We caught up with SAI Ambassador Christian, who reflects on his time in Rome.
What was your favorite class abroad and why?
My on-site urban sociology class was definitely my favorite because we met, mostly, in Rome instead of in the classroom. The professor for this class was Roman, so we learned some fascinating information about the city and saw spots in the city we might not have known about. I really loved being able to use Rome as my classroom because it connected me to the city and to the material. Rome is known as the “Eternal City”, and while there is so much history, it is also a dynamic and energetic place. The Roman Forum and the area around it has gone through a lot of changes. One day we had class on a balcony overlooking the Forum and used picture handouts to imagine this area in different time periods. There was a time when the Forum was only used as a field for animals! Then our professor taught us about more modern Italian history, starting from unification, and we were able to look around and see the effects of this history and visualize the urban changes he was talking about. Finally, he told us that there used to a thriving neighborhood right where we were looking at, but it was demolished to create a road to lead to the Colosseum. I loved taking this on-site class because it taught me to see the different sides of Rome and to appreciate the historical, political, and cultural circumstances that produce the city we see today.

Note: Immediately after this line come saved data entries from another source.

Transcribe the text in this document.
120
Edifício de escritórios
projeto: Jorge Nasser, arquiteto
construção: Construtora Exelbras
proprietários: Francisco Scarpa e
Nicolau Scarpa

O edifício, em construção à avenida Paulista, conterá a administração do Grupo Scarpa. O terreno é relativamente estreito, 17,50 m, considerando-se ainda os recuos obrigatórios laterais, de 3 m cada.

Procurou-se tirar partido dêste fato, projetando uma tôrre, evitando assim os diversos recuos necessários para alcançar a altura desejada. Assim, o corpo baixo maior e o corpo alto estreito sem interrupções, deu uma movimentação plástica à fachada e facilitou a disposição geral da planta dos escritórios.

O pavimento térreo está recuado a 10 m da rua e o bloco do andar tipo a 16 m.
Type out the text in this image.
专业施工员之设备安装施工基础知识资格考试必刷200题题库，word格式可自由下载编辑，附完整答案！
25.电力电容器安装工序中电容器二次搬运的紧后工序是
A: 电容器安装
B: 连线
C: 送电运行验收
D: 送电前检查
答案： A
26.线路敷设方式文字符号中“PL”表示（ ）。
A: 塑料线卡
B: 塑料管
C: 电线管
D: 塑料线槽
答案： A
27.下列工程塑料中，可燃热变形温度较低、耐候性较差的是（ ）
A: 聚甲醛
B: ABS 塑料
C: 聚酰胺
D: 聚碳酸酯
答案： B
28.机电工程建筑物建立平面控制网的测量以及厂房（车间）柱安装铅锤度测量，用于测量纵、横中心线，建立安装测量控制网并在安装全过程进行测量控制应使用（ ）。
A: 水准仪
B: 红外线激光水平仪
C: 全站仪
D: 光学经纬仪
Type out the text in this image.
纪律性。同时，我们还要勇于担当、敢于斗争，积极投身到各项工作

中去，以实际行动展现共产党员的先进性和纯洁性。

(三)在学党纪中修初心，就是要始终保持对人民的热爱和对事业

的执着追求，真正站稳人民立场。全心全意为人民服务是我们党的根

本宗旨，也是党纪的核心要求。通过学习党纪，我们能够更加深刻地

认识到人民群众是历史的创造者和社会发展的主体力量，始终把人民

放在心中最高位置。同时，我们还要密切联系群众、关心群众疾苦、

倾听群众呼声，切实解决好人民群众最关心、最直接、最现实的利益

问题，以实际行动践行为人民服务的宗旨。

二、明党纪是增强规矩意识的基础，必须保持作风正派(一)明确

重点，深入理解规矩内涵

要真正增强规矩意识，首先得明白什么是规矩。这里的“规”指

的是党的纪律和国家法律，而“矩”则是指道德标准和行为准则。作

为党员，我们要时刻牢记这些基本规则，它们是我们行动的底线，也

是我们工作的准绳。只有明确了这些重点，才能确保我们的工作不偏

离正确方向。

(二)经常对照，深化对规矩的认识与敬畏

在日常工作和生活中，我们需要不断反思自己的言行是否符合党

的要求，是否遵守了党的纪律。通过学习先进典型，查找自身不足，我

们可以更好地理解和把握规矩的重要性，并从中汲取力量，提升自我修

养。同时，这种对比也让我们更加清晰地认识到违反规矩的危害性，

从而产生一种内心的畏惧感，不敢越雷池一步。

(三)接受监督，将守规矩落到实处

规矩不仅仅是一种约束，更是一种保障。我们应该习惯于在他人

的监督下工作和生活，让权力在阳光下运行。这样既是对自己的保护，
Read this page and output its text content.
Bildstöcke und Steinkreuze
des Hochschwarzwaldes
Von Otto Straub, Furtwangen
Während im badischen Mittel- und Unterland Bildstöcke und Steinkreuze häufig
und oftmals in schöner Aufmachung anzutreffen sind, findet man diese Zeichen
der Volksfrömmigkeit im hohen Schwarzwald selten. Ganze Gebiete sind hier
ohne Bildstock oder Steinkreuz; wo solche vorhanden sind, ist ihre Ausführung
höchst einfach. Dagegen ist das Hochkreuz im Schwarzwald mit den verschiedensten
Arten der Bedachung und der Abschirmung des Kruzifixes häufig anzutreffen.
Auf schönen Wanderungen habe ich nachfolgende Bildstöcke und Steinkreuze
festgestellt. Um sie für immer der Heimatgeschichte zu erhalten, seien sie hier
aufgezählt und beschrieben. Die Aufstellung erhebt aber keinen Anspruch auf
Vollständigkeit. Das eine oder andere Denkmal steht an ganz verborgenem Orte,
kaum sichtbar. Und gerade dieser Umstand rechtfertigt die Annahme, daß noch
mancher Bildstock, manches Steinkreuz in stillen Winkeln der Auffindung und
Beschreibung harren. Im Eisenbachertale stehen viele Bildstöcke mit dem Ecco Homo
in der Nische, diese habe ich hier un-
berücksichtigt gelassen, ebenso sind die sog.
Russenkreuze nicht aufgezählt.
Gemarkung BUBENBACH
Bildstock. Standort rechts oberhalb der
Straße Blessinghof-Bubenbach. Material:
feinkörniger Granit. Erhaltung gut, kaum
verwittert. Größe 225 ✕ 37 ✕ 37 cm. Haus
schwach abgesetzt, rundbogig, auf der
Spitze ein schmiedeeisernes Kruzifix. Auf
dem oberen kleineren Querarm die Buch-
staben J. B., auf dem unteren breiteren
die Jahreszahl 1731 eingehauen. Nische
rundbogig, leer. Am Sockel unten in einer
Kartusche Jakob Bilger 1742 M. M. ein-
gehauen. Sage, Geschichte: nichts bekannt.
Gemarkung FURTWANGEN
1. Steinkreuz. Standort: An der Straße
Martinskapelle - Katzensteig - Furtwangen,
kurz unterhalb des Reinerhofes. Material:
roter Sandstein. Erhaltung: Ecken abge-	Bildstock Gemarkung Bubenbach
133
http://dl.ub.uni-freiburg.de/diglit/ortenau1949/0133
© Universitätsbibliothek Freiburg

What travel tips would you give someone studying abroad?
My best advice is to look for authentic and fulfilling experiences in the places you travel to. While it is important to see iconic landmarks and sights, make sure you give yourself time to explore the area in meaningful ways. I discovered after a solo trip that one of my favorite ways to travel is to not worry about seeing everything, instead, I like to focus on absorbing the energy of where I am. I felt more satisfied and connected to the places I went when I walked and explored neighborhoods without a long list of things to do and a strict schedule. While you will not always blend in, try and respect where you are and attempt to understand what real life is like in the destination. It is easy to have a built of view of how different cities or countries are, but keep an opened mind and have a positive attitude! If you go on a trip with stereotypes in your head and do not make an effort to explore, you are bound to be disappointed. I did a lot of free walking tours because they were great to get an overview of the city and learn about the the culture and history of the city from a local. Try out different travel styles to find out what is most fulfilling to you. A semester abroad is the perfect time to get out of your comfort zone and try new things!
What is your favorite memory from studying abroad?
When I reminisce about my semester so many wonderful moments come to mind, but I always end up thinking about a weekend trip to the Umbria region in Italy with SAI. From start to finish, it was amazing and filled with beautiful vistas, delicious food, and lots of laughs. We were able to relax in the stunning countryside, explore incredible caves, learn to create iconic chocolate creations, stroll through picturesque villages, and, of course, eat!. My favorite memory from that trip was one of the dinners at the Agriturismo we were staying at. My table enjoyed a seemingly endless amount of food and could not help but feel relaxed and carefree. We all talked and joked like we had known each other for years. My stomach hurt from laughing so much that night. This was the moment I felt like I had a really strong group of friends and Italy felt a little more like home. We clicked so well and developed a strong and beautiful friendship after that trip. So that has to be my favorite memory because it was so pure and a lot of the memories I have from throughout the semester stemmed from that trip. It is safe to say that Umbria set the the bar high for the rest of my trips!
What does your study abroad experience mean to you?
Going abroad was an incredible opportunity that I am so grateful to have had. I dreamed of going to Italy, where I have family heritage, but it never seemed possible. Prior to my semester, I had only been outside of America once. During my semester I was able to travel to twelve amazing countries and experience some incredible thing such as going to the top of a hill full of ancient Roman pottery, skiing in the Swiss Alps, enjoying a snowball fight in front of the snow-covered Colosseum, going into the scavi underneath St. Peter’s Basilica , and much more. I see my semester as a formative and important part of life that will forever shape the way I view myself. Now, I am more confident in my ability to deal with changing environments. I learned how to problem solve and deal with unforeseen circumstances and stress. My time in Rome has opened a world of opportunities and possibilities. I came back from my study abroad with new friends, countless memories, newfound self confidence, and a fresh perspective on the world.
What was your favorite thing to do in your host city?
Hands down my favorite thing to do in Rome was to wander. I loved walking around the streets with my friends and enjoying the architecture of the city. Walking was the way that I participated in my host city and it let me see a very intimate side of Rome. By the end of the semester, walking just became part of my life. Rome is very walkable and my friends and I could take a little stroll from campus and be at the Colosseum, or a park for a picnic, or our favorite gelato shop. On my walk home from class I would often take a longer route and wander around, especially through this one beautiful and calm neighborhood on the hill above my neighborhood. I could explore up there if I needed a little break from the hustle of the city. After those walks I always felt recharged, relaxed, and inspired to keep adventuring!
Christian was an SAI Rome spring 2018 student from University of Mary Washington.